Durante estos días de duelo y dolor, los medios nos han brindado un abanico infinito de información sobre su vida, su obra, sus enseñanzas y su carácter. Difícilmente podremos olvidar, y menos aún ignorar, a este hombre que, de una u otra manera, tocó la vida de millones de seres humanos alrededor del mundo.

Artista, poeta, obrero, escritor, político, atleta, líder, hombre de Dios. Esto y más fue Juan Pablo II. Un ser humano excepcional, que demostró su grandeza a través de su humildad. Un hombre de gran sensibilidad y ternura, capaz de derramar lagrimas lo mismo que de reír o cantar. Una persona auténtica, que no temía mostrarse tal como era: jovial, fuerte, alegre, amante de la vida, firme y sereno.

Atrás dejó la imagen solemne y distante del Sumo Pontífice para convertirse en el Papa amigo, cercano, que entiende y comparte la condición humana, ama a los niños, busca a los jóvenes, consuela a los que sufren, y deposita su devoción en María y su fe en Cristo.

Lo recordaremos como el Papa que se atrevió a pedir perdón por los yerros de la Iglesia en el pasado, el Padre Santo que buscó un acercamiento con otras religiones, el Vicario que nos enseñó a no temer, el Papa viajero que fue al encuentro de su pueblo. "Yo os fui a buscar y ahora ustedes han venido a mí". Él nos vino a buscar para acercarnos al Señor, para mostrarnos el camino de la fe, la reconciliación, el perdón y la paz.
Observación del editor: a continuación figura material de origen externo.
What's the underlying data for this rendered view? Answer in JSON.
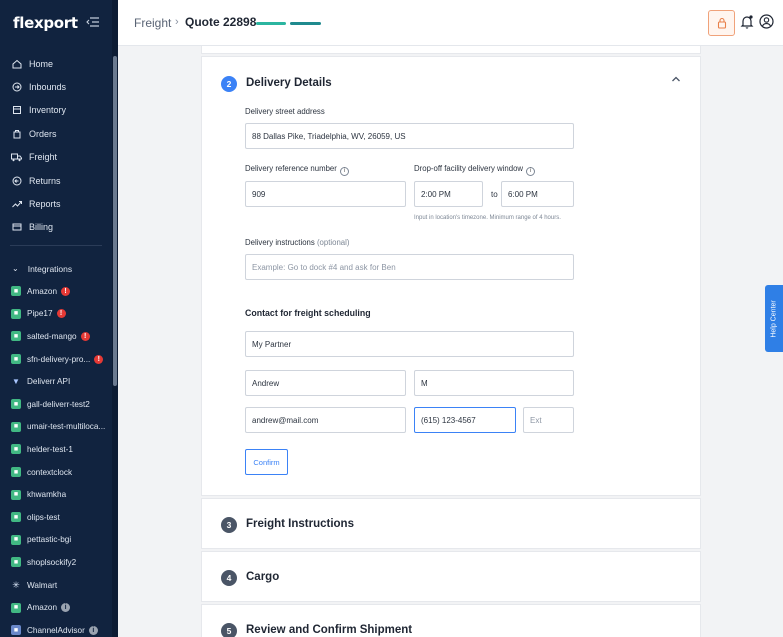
{
  "app": {
    "logo": "flexport"
  },
  "colors": {
    "sidebar": "#11233f",
    "accent": "#3b82f6",
    "progress": "#2bb5a0",
    "error": "#e53935"
  },
  "nav": {
    "items": [
      {
        "label": "Home",
        "icon": "home-icon"
      },
      {
        "label": "Inbounds",
        "icon": "inbound-icon"
      },
      {
        "label": "Inventory",
        "icon": "inventory-icon"
      },
      {
        "label": "Orders",
        "icon": "orders-icon"
      },
      {
        "label": "Freight",
        "icon": "truck-icon"
      },
      {
        "label": "Returns",
        "icon": "returns-icon"
      },
      {
        "label": "Reports",
        "icon": "trend-icon"
      },
      {
        "label": "Billing",
        "icon": "billing-icon"
      }
    ]
  },
  "integrations": {
    "header": "Integrations",
    "items": [
      {
        "label": "Amazon",
        "badge": "!"
      },
      {
        "label": "Pipe17",
        "badge": "!"
      },
      {
        "label": "salted-mango",
        "badge": "!"
      },
      {
        "label": "sfn-delivery-pro...",
        "badge": "!"
      },
      {
        "label": "Deliverr API"
      },
      {
        "label": "gall-deliverr-test2"
      },
      {
        "label": "umair-test-multiloca..."
      },
      {
        "label": "helder-test-1"
      },
      {
        "label": "contextclock"
      },
      {
        "label": "khwamkha"
      },
      {
        "label": "olips-test"
      },
      {
        "label": "pettastic-bgi"
      },
      {
        "label": "shoplsockify2"
      },
      {
        "label": "Walmart"
      },
      {
        "label": "Amazon",
        "info": "i"
      },
      {
        "label": "ChannelAdvisor",
        "info": "i"
      }
    ]
  },
  "header": {
    "breadcrumb_root": "Freight",
    "separator": "›",
    "breadcrumb_current": "Quote 22898"
  },
  "delivery": {
    "step": "2",
    "title": "Delivery Details",
    "street_label": "Delivery street address",
    "street_value": "88 Dallas Pike, Triadelphia, WV, 26059, US",
    "reference_label": "Delivery reference number",
    "reference_value": "909",
    "window_label": "Drop-off facility delivery window",
    "window_start": "2:00 PM",
    "window_to": "to",
    "window_end": "6:00 PM",
    "window_hint": "Input in location's timezone. Minimum range of 4 hours.",
    "instructions_label": "Delivery instructions",
    "instructions_optional": "(optional)",
    "instructions_placeholder": "Example: Go to dock #4 and ask for Ben",
    "contact_heading": "Contact for freight scheduling",
    "company": "My Partner",
    "first_name": "Andrew",
    "last_name": "M",
    "email": "andrew@mail.com",
    "phone": "(615) 123-4567",
    "ext_placeholder": "Ext",
    "confirm_label": "Confirm"
  },
  "steps": [
    {
      "number": "3",
      "title": "Freight Instructions"
    },
    {
      "number": "4",
      "title": "Cargo"
    },
    {
      "number": "5",
      "title": "Review and Confirm Shipment"
    }
  ],
  "help": {
    "label": "Help Center"
  }
}
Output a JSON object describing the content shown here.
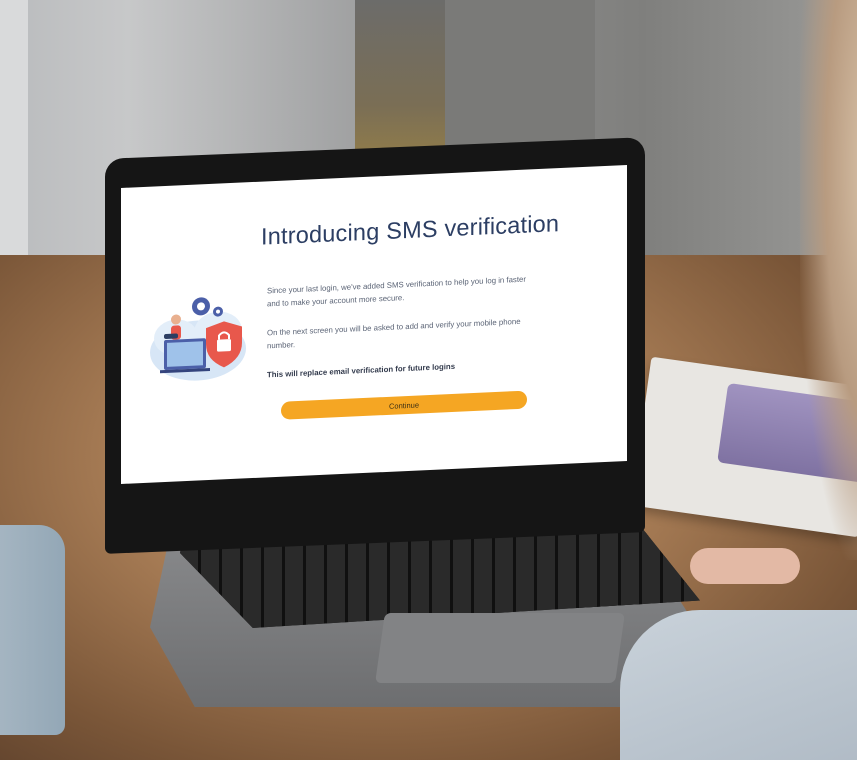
{
  "modal": {
    "title": "Introducing SMS verification",
    "paragraph_1": "Since your last login, we've added SMS verification to help you log in faster and to make your account more secure.",
    "paragraph_2": "On the next screen you will be asked to add and verify your mobile phone number.",
    "paragraph_3": "This will replace email verification for future logins",
    "continue_label": "Continue"
  },
  "colors": {
    "title": "#2c3e63",
    "button": "#f5a623",
    "shield": "#e8584c",
    "cloud": "#d7e6f6",
    "gear": "#4b5fa8"
  },
  "icons": {
    "illustration": "person-on-laptop-shield-lock-gears"
  }
}
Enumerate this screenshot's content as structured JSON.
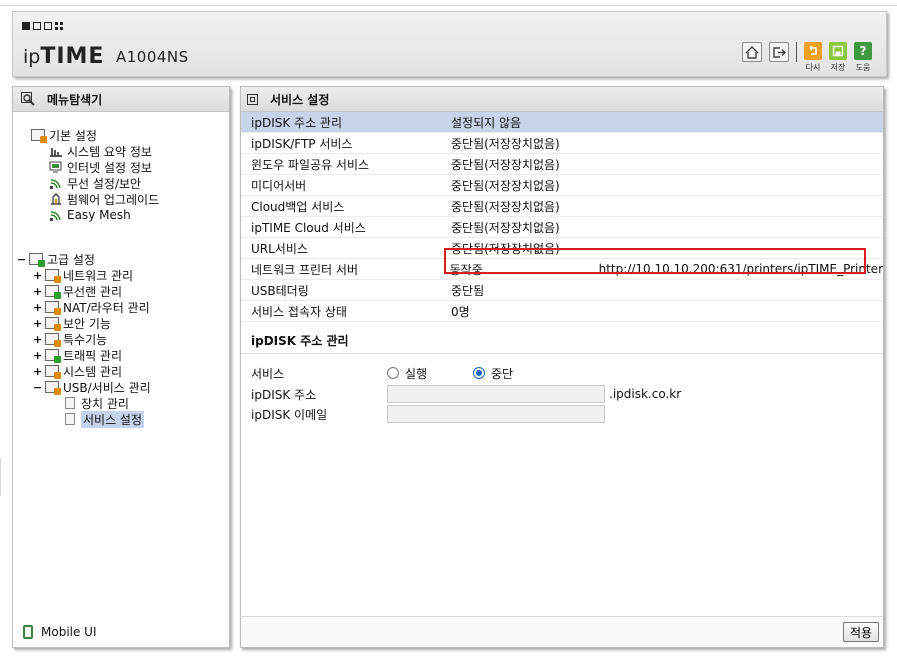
{
  "header": {
    "logo_prefix": "ip",
    "logo_main": "TIME",
    "model": "A1004NS",
    "buttons": [
      {
        "label": "다시",
        "icon": "undo-icon",
        "color": "#f0a020"
      },
      {
        "label": "저장",
        "icon": "save-icon",
        "color": "#8cc63f"
      },
      {
        "label": "도움",
        "icon": "help-icon",
        "color": "#3f9a3f"
      }
    ]
  },
  "sidebar": {
    "title": "메뉴탐색기",
    "basic": {
      "label": "기본 설정",
      "items": [
        "시스템 요약 정보",
        "인터넷 설정 정보",
        "무선 설정/보안",
        "펌웨어 업그레이드",
        "Easy Mesh"
      ]
    },
    "advanced": {
      "label": "고급 설정",
      "items": [
        "네트워크 관리",
        "무선랜 관리",
        "NAT/라우터 관리",
        "보안 기능",
        "특수기능",
        "트래픽 관리",
        "시스템 관리",
        "USB/서비스 관리"
      ],
      "sub_items": [
        "장치 관리",
        "서비스 설정"
      ],
      "selected": "서비스 설정"
    },
    "mobile": "Mobile UI"
  },
  "main": {
    "title": "서비스 설정",
    "rows": [
      {
        "name": "ipDISK 주소 관리",
        "status": "설정되지 않음",
        "extra": ""
      },
      {
        "name": "ipDISK/FTP 서비스",
        "status": "중단됨(저장장치없음)",
        "extra": ""
      },
      {
        "name": "윈도우 파일공유 서비스",
        "status": "중단됨(저장장치없음)",
        "extra": ""
      },
      {
        "name": "미디어서버",
        "status": "중단됨(저장장치없음)",
        "extra": ""
      },
      {
        "name": "Cloud백업 서비스",
        "status": "중단됨(저장장치없음)",
        "extra": ""
      },
      {
        "name": "ipTIME Cloud 서비스",
        "status": "중단됨(저장장치없음)",
        "extra": ""
      },
      {
        "name": "URL서비스",
        "status": "중단됨(저장장치없음)",
        "extra": ""
      },
      {
        "name": "네트워크 프린터 서버",
        "status": "동작중",
        "extra": "http://10.10.10.200:631/printers/ipTIME_Printer"
      },
      {
        "name": "USB테더링",
        "status": "중단됨",
        "extra": ""
      },
      {
        "name": "서비스 접속자 상태",
        "status": "0명",
        "extra": ""
      }
    ],
    "ipdisk": {
      "title": "ipDISK 주소 관리",
      "service_label": "서비스",
      "option_run": "실행",
      "option_stop": "중단",
      "selected": "중단",
      "address_label": "ipDISK 주소",
      "address_value": "",
      "domain_suffix": ".ipdisk.co.kr",
      "email_label": "ipDISK 이메일",
      "email_value": ""
    },
    "apply_label": "적용"
  }
}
Ahora que ha partido, toca hacer una reflexión serena y profunda sobre sus enseñanzas e ideas. Lo último que Juan Pablo hubiera querido es que se creara alrededor de él una especie de idolatría, y sería el primero en buscar que su legado fuera analizado para gloria de Dios y crecimiento de la Iglesia de Cristo.

Si, en verdad, se quiere rendir homenaje a su memoria y serle fiel, no es posible conformarse con un mensaje mediatizado superficialmente y, menos aún, que de él quede una imagen evocadora de recuerdos, y no de enseñanzas profundas.